The criteria were, nearly all of them, developed to compare ranked 
methods, and thus they assume a ranked method to make full sense of 
them. Range could be called a ranked method, but if you do that, you 
must assume a continuous space of candidates, a virtual universe of 
candidates, such that all ratings are occupied for all voters and 
that an exact rating is available for every candidate. The failure to 
satisfy ICC can then be seen as an artifact of Range resolution and 
normalization.

If we don't agree on how to measure the worth of an election of a 
particular candidate, we won't agree on the best election method, 
i.e., how to get there most reliably.

And the only method I've seen proposed for measuring the accuracy of 
election methods at reaching that goal, the goal of finding the best 
candidate, is in the work of Warren Smith, which led to Range Voting. 
Range Voting *is*, if voters are sincere in their ratings, a method 
of measuring the utility of the election of each candidate, and it 
chooses the candidate with the highest total expressed utility. (At 
least, sum-of-range does that, average Range finds the highest 
average utility and introduces certain special problems.)

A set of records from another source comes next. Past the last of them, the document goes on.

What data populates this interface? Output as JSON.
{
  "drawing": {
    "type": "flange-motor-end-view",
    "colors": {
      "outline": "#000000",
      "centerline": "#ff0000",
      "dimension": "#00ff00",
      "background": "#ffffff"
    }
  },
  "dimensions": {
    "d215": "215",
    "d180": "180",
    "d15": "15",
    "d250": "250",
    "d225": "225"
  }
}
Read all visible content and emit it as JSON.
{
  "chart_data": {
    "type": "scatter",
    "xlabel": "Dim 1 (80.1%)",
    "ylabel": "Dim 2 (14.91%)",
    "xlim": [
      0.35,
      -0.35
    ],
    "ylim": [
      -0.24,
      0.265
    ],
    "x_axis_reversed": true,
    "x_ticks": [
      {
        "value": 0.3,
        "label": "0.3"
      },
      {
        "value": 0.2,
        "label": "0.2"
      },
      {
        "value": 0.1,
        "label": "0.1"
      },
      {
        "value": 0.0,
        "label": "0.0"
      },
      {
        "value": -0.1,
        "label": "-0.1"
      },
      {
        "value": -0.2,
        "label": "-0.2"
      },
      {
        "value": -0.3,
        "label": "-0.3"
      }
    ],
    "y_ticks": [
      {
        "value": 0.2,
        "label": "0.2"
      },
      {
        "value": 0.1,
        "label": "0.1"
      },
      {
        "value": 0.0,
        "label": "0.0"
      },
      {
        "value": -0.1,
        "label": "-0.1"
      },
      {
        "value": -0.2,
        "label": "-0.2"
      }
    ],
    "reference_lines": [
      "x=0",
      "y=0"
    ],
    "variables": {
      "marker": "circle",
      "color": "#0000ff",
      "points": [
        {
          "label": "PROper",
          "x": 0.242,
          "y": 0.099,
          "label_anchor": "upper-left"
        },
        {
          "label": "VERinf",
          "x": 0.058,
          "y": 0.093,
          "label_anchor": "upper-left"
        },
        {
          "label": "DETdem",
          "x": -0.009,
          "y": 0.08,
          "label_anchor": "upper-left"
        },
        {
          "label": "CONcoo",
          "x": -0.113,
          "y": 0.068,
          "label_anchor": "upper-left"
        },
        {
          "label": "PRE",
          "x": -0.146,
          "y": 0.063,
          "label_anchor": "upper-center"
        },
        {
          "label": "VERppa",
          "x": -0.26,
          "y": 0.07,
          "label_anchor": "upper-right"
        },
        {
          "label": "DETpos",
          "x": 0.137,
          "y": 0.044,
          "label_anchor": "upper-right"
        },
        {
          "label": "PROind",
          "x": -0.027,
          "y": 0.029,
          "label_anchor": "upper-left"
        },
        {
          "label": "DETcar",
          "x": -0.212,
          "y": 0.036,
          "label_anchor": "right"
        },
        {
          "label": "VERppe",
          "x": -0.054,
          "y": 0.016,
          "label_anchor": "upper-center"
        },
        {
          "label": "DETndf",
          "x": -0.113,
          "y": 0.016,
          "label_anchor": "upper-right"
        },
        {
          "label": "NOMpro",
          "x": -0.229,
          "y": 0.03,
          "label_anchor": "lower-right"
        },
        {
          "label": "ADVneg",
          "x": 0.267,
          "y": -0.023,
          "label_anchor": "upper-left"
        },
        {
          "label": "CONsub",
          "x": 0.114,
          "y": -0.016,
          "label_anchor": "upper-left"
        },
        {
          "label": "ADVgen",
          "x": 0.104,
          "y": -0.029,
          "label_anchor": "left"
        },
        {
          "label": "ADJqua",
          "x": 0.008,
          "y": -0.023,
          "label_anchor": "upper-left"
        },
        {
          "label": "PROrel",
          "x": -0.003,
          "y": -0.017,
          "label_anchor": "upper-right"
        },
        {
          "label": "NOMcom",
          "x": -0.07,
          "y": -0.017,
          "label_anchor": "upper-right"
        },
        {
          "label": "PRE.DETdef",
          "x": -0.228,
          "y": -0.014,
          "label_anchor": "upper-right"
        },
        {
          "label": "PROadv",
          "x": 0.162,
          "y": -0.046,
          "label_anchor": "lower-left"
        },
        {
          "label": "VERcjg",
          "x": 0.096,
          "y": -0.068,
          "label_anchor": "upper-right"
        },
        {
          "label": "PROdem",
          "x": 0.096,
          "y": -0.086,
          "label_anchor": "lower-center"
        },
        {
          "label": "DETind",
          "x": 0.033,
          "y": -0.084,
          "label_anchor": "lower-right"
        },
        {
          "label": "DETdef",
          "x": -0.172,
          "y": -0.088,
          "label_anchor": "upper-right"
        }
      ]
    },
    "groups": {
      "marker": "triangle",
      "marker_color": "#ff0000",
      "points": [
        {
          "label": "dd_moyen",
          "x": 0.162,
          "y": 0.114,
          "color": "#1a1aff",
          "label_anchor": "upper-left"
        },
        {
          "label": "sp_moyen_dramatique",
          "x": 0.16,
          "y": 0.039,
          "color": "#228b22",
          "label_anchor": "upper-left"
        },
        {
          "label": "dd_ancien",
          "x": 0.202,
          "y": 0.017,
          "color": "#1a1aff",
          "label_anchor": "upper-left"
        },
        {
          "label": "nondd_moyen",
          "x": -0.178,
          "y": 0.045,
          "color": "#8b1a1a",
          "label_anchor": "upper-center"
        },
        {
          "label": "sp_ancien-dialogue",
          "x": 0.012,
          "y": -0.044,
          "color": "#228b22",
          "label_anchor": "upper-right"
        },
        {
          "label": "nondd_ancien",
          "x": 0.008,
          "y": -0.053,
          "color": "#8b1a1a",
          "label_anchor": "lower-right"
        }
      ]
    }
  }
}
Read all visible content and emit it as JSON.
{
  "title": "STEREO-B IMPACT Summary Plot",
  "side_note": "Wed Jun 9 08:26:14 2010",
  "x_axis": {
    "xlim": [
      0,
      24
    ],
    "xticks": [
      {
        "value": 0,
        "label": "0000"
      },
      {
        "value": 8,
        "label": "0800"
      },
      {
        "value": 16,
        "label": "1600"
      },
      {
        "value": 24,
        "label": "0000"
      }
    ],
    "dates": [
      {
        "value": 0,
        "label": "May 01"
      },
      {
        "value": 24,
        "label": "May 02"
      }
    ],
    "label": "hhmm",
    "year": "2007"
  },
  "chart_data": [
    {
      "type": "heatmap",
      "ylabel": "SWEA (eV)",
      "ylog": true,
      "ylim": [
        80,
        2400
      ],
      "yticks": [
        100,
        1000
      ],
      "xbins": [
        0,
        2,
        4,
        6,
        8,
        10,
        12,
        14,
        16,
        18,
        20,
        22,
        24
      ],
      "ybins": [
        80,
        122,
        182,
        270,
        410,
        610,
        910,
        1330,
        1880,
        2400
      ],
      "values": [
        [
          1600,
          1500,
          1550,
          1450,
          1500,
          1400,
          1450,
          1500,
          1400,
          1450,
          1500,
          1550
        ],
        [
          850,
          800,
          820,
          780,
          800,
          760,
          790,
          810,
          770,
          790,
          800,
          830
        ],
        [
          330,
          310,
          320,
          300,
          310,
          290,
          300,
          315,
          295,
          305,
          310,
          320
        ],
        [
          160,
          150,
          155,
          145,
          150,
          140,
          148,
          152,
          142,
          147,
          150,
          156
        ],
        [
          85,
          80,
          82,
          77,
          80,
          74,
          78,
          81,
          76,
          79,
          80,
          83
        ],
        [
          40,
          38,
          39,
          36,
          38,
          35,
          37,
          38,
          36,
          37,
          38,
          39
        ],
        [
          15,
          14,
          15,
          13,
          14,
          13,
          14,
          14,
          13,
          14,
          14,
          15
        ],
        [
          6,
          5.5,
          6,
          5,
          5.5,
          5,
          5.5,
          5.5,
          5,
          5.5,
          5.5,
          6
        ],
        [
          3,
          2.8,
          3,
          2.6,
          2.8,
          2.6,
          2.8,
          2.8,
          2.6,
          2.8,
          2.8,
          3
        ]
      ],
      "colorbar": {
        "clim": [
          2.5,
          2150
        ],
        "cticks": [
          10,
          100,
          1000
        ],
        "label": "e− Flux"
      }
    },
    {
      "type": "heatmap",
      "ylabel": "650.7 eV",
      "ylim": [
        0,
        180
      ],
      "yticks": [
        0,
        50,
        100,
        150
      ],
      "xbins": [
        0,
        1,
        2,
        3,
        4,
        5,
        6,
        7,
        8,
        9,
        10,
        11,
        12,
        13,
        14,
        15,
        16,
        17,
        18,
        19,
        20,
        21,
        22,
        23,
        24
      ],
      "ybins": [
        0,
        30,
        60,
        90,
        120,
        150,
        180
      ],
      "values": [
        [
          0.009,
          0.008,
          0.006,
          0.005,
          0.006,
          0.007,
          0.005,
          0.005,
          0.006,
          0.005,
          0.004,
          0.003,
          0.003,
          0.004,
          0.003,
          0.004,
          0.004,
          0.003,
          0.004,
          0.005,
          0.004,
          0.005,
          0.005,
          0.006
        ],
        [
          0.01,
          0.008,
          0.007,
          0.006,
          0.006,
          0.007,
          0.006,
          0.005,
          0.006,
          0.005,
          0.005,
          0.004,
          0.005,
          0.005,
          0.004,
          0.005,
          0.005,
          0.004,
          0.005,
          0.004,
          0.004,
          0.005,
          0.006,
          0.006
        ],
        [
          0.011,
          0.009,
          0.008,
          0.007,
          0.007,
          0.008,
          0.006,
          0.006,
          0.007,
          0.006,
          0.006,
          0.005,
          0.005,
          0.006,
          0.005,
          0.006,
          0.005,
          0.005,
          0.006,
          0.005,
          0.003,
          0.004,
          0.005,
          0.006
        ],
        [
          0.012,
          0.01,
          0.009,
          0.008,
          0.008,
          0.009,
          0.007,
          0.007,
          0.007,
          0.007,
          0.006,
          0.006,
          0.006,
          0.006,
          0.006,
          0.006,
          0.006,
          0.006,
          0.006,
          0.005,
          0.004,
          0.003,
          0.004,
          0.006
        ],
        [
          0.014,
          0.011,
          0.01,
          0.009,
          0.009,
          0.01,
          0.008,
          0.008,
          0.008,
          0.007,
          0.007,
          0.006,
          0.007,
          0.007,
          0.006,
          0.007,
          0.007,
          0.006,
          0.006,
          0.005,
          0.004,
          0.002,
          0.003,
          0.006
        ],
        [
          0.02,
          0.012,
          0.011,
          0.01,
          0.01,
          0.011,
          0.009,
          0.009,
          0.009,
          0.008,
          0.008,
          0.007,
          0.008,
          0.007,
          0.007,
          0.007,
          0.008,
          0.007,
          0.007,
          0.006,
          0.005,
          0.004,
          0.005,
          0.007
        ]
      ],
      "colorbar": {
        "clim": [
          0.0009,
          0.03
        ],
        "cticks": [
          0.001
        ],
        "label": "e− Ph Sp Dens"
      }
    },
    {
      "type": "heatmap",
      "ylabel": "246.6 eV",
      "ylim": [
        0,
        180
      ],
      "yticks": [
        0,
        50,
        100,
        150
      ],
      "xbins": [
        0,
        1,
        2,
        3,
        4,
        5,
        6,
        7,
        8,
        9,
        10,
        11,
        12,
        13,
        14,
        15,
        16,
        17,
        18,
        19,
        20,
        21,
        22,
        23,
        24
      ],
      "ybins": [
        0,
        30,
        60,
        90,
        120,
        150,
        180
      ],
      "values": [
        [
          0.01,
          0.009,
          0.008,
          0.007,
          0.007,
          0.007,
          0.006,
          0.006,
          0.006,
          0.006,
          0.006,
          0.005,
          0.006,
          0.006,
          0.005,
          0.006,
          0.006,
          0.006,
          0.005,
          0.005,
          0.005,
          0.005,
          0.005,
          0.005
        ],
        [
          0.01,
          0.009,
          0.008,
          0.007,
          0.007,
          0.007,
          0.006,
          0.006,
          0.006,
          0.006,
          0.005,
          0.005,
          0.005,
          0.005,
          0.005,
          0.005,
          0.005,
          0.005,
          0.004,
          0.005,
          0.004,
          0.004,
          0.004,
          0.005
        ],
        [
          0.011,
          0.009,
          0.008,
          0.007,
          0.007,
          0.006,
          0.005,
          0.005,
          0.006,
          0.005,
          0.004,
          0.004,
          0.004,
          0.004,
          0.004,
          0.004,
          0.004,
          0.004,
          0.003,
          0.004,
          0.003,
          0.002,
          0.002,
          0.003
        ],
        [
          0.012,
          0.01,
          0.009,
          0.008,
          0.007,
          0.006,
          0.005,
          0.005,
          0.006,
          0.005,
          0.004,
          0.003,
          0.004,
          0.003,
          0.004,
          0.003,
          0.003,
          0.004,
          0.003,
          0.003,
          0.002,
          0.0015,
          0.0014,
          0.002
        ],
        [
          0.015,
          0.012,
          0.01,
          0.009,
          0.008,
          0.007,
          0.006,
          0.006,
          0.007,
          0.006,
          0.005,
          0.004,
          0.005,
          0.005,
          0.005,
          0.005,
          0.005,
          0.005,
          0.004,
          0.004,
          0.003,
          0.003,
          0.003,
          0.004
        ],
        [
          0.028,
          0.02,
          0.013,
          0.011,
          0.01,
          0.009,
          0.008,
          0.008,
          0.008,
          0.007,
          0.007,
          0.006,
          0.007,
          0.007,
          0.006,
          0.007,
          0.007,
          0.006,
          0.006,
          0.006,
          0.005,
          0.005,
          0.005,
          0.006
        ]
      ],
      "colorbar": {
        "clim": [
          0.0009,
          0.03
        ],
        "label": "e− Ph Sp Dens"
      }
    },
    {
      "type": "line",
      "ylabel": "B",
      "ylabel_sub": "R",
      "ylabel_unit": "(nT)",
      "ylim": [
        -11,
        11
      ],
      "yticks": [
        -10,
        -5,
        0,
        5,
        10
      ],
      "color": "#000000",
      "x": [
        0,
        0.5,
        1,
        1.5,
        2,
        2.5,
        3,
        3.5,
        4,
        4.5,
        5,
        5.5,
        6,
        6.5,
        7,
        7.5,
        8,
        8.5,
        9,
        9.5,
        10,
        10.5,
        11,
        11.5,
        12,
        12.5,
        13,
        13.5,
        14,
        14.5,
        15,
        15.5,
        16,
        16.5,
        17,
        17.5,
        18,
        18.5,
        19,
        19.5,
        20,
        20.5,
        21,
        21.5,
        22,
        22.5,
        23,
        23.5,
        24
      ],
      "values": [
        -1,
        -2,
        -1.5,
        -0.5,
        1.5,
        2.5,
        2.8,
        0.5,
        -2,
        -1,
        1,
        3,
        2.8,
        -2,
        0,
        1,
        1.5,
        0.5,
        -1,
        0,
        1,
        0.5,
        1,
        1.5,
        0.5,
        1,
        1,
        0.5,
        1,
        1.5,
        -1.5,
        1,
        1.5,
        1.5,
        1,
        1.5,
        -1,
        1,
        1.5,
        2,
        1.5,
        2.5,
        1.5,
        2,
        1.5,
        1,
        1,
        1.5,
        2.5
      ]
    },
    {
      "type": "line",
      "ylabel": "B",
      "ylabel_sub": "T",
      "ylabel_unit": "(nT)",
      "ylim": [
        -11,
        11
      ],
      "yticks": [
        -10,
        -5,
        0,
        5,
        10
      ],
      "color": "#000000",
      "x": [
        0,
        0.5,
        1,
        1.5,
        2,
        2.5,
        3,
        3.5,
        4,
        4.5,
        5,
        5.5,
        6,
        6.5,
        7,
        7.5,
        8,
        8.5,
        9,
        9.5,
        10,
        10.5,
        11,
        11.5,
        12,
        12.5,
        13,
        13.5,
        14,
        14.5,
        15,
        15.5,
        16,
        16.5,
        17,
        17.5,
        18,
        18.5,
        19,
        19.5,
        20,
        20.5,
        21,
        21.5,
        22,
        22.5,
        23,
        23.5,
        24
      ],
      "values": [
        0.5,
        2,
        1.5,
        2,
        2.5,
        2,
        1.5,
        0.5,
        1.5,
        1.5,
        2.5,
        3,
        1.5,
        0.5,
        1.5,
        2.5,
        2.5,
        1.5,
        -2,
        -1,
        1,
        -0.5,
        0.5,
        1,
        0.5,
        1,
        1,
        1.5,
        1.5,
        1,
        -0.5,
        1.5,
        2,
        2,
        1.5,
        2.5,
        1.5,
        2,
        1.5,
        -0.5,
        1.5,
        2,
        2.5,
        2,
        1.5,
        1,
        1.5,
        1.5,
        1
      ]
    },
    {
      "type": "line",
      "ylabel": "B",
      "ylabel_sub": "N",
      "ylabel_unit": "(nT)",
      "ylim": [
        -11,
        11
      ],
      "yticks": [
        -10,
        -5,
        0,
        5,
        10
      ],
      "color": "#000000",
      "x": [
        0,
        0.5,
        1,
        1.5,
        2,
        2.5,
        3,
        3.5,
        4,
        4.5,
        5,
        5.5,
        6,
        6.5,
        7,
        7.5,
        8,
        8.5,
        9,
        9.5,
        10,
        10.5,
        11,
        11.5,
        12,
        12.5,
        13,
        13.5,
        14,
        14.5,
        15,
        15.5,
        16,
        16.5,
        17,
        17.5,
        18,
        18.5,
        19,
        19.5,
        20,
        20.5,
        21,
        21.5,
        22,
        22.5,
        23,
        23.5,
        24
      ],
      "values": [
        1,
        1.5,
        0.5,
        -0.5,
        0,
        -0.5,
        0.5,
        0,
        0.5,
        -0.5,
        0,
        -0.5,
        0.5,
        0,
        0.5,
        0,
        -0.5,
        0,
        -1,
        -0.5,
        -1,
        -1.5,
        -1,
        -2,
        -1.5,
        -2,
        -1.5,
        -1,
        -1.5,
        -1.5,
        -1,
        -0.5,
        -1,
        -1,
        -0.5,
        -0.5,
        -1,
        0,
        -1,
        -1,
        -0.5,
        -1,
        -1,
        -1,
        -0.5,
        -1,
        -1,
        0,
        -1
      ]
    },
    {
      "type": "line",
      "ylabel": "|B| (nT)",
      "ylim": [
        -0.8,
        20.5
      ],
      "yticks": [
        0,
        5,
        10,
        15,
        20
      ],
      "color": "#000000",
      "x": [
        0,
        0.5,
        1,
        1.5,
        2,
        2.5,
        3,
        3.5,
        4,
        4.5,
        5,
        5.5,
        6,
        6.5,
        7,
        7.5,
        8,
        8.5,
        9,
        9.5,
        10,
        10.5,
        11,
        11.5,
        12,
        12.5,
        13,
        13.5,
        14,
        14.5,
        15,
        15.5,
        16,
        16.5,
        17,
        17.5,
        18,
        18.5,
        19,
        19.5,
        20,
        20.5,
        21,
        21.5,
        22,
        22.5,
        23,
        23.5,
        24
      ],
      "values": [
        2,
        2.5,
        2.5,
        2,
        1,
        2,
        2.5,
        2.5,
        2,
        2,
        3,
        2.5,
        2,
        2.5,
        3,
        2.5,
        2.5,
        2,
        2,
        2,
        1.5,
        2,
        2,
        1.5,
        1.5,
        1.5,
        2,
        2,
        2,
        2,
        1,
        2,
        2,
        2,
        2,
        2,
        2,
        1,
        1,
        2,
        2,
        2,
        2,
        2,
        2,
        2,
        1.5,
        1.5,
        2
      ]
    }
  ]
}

It is quite arguable, so far, that Range would not function this way 
in actual practice, because of strategic voting, but Range would 
still remain as a method of comparing election methods. How often 
does the method choose the Range winner, if the voters vote 
sincerely? A Range ballot can be an expression of voter preferences, 
including preference strength information directly, rather than 
imputed from ranks, which is problematic. Call it the Range Criterion.

And most methods would sometimes fail to select the sincere Range 
winner. (Range may also fail to select that winner if the resolution 
is inadequate, but, if it does fail, it fails gracefully, by electing 
someone who is almost indistinguishably acceptable.)

Because 100 steps of rating are probably down in the noise when it 
comes to human ability to meaningfully rate (10 steps is considered 
difficult), it should be more than adequate. We have argued that 
Range 10 or 11 would be enough. The possible reduction in the 
election value would still be quite low, and quite possibly below the 
social cost in ballot complexity for the higher resolution Range.